The lending picture is the sharpest signal right now. Availability has collapsed to just 0.25%, meaning virtually every share in the lending pool is already out on loan — the tightest the borrow has been for months. A week ago availability was nearly 13%. That 95% drop in a single week points to a sudden surge in demand for borrows, almost certainly tied to positioning into tomorrow's print. Cost to borrow, at 1.25%, is actually down over the month, which is worth noting: the borrow market is tight on quantity but not yet expensive, suggesting shorts are getting in before the door closes rather than paying up in a panic.
Short interest itself is high but off its worst levels. At roughly 19% of the free float — using ORTEX's estimated share count against available float data — the position is substantial. Yet over the past month it has fallen from a peak near 22% in mid-April, a meaningful reduction. The week-on-week move is a modest 1.6% increase in shares, so shorts are rebuilding incrementally rather than aggressively re-loading. The ORTEX short score is a punishing 81.5, running near the top of its recent range and placing CHH in the first percentile on days-to-cover rank — days to cover is reported at more than nine sessions, a reminder that unwinding this position against thin daily volume is genuinely painful.
Options traders have turned notably more relaxed heading into the event. The put/call ratio is 0.72, below its 20-day average of 0.79, which is a reversal of the defensive posture the stock carried through April, when PCR was running above 1.0 for much of the month. That shift from hedging to relative complacency in options — while the borrow market simultaneously drains — sets up an interesting asymmetry for tomorrow.
The Street is in cautious alignment. Multiple analysts trimmed targets after last quarter's brutal report, and none upgraded. Morgan Stanley held its Underweight at $86 as recently as May 12, a target nearly 20% below the current $106 price. JP Morgan's Neutral carries a $116 target, barely above the current level. Only Truist still carries a Buy with a $129 target — currently $23 above the stock. The mean price target is $112.53, which implies modest upside but the bear cases are sitting well below where the stock trades today. Valuation multiples add to the picture: the PE has contracted by more than 2 points over the past month to 14.3x, and EV/EBITDA has drifted lower, though price-to-book at 14.7x remains elevated.

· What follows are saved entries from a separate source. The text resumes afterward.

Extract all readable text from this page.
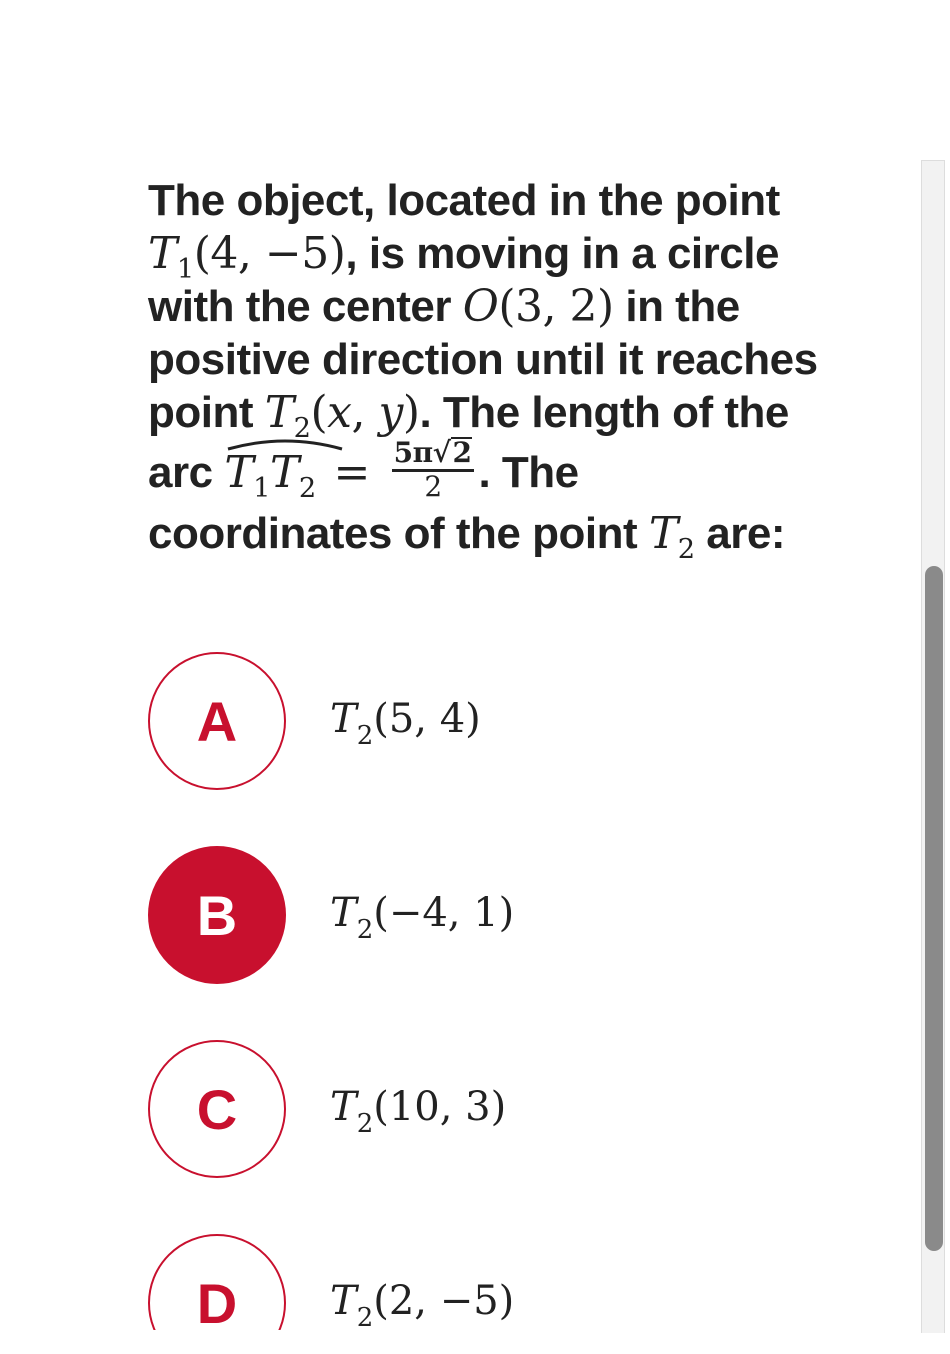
The object, located in the point
$T_1(4$, −5), is moving in a circle
with the center O(3, 2) in the
positive direction until it reaches
point $T_2(x$, y). The length of the
arc $T_1T_2 = \frac{5\pi√2}{2}$ . The
coordinates of the point $T_2$ are:
A	$T_2(5$, 4)
B	$T_2(-4$, 1)
C	$T_2(10$, 3)
D	$T_2(2$, −5)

The institutional register carries its own story. The Bainum family — founding shareholders — collectively represent more than 15% of the company across multiple members and the Realty Investment Company vehicle. Stewart Bainum trimmed 1.6 million shares as of late March, the largest single holder move in the register. Balyasny and Two Sigma both added meaningful new positions in Q1, suggesting active capital is taking a view either way. Most recent insider trades from management were clustered on March 2 and were entirely sells, with the CEO disposing of $2.4M worth at $104, close to current levels.
The last earnings event on April 30 delivered a -14% one-day move and a -9% five-day follow-through — the stock's worst single-day reaction in recent memory. Tomorrow's print is therefore less about whether Choice Hotels can grow its franchise count and more about whether Q1 RevPAR held up well enough to change a narrative that has left shorts very well paid and the closest comparable peer, WH, down 5.6% on the week while CHH has barely moved.